Assume Goldbach Conjecture and write an even number $2n$ as the sum of two primes. The obvious approach is the forward search: Start with $p=3$ and check if $2n-p$ is a prime. If yes, stops, else we proceed to check with the next prime $p=5$ and so on. An alternate approach is the backward search: Start with the largest prime $\pi(2n)$ and check if $2n-p_{\pi(2n)}$ is a prime. If yes, stop, else we proceed to check with the previous prime $p_{\pi(2n)-1}$ and so on.
For $n \le 1.03 \times 10^{10}$ I counted how many searches both approaches required before we found the first solution. The data shows that for the backward search $2n-p_{\pi(2n)}$ is the first solution in about $59\%$ of the time and $2n-p_{\pi(2n)-1}$ is the first solution nearly $20\%$ of the time. For the forward search, $2n-3$ is the first solution in only about $8.8\%$ of the cases while $2n-5$ is the first solution in only about $8.2\%$ of the cases. These percentages are expected to decreases as $n$ increases.
The graph below shows the probability that the forward and the backward requires $k = 1,2,\ldots 60$ before finding the first solution.
Notice that for $k = 1,2,3$ the backward probabilities higher while for $k \ge 4$ the forward probabilities is higher. Based on this data, an algorithm to minimize the number of searches is as follows.
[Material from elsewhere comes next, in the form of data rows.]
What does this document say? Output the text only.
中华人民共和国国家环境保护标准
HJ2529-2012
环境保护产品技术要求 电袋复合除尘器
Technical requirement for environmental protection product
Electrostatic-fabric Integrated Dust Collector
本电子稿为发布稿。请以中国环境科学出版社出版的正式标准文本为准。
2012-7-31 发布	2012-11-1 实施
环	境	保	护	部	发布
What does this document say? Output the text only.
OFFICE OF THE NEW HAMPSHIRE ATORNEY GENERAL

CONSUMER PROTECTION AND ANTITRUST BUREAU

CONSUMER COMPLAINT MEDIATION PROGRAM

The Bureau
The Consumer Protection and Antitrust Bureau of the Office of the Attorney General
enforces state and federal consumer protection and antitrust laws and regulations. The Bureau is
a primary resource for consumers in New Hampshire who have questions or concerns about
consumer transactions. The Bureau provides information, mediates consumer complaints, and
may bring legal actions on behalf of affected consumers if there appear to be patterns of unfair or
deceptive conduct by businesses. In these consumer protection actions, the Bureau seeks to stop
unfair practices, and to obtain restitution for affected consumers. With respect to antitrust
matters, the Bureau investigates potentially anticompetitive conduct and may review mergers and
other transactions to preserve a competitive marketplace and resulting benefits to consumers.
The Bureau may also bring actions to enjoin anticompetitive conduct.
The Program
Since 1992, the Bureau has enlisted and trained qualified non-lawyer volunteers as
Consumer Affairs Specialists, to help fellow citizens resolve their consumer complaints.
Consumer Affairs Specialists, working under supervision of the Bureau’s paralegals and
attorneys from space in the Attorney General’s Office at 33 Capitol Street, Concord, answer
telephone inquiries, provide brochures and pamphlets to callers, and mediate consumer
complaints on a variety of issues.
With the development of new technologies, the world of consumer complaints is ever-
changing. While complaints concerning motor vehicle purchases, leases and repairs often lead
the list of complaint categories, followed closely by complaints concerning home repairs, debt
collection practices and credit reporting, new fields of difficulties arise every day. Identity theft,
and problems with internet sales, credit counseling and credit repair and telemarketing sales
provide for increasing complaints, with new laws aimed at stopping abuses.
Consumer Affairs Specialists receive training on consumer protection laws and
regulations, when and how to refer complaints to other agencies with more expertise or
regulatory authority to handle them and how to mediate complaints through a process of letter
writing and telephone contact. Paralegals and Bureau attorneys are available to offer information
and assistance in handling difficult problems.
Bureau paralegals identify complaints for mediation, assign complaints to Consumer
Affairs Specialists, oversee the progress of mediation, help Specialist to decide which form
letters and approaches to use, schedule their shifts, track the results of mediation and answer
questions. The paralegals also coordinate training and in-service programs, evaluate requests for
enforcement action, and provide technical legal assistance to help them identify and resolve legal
- Check if the largest prime q < 2n is a solution
- If yes, stop else, check with the previous prime
- If yes, stop else, check with the previous prime
- If yes, stop else, start with p = 11 (corresponding to k=4) and continue searching successive primes until a solution is found
I implemented the forward, the backward and the above modified search and ran it for $n \le 10^{10}$. The forward search was the slowest while the modified algorithm was marginally faster than backward search. This is despite the fact the in the backward search, finding the largest prime less than $2n$, and then its previous prime and so on takes more computational time than searching for primes in ascending order $3,5,7,11, \ldots $
Question 1: Is there a way to improve upon the above algorithm and reduce the number of searches?
Question 2: What is the expected number of searches in the forward, backward and above algorithms
Related question: How soon can we represent a number as the sum of two primes?
You could apply Sieve of Eratosthenes that gives primes in a range. You can sieve the range $(2, n/2)$. The sieving takes $O(n \log \log n)$ time and $O(n)$ space.
You could then test pairs of primes in this range using a modified binary search. This is based on the fact that if $p + q = n$ with $p, q$ prime, then both $p$ and $q$ will be in the sieved results of the range $(2, n/2)$. The sieved results occupies space $N = O\left({n \over \log n}\right)$ by the Prime Number Theorem.
For a given $p$, the binary search for $q$ takes $O(\log N)$ time where $N$ is the size of the sieved results. This search may or may not succeed in finding the pair $p,q$ such that $p + q = n$.
Therefore, this takes $O(N \log N)$ time, in the worst case (actually $O({N \over 2} \log N)$, but we are ignoring the constant factor in Big-O notation).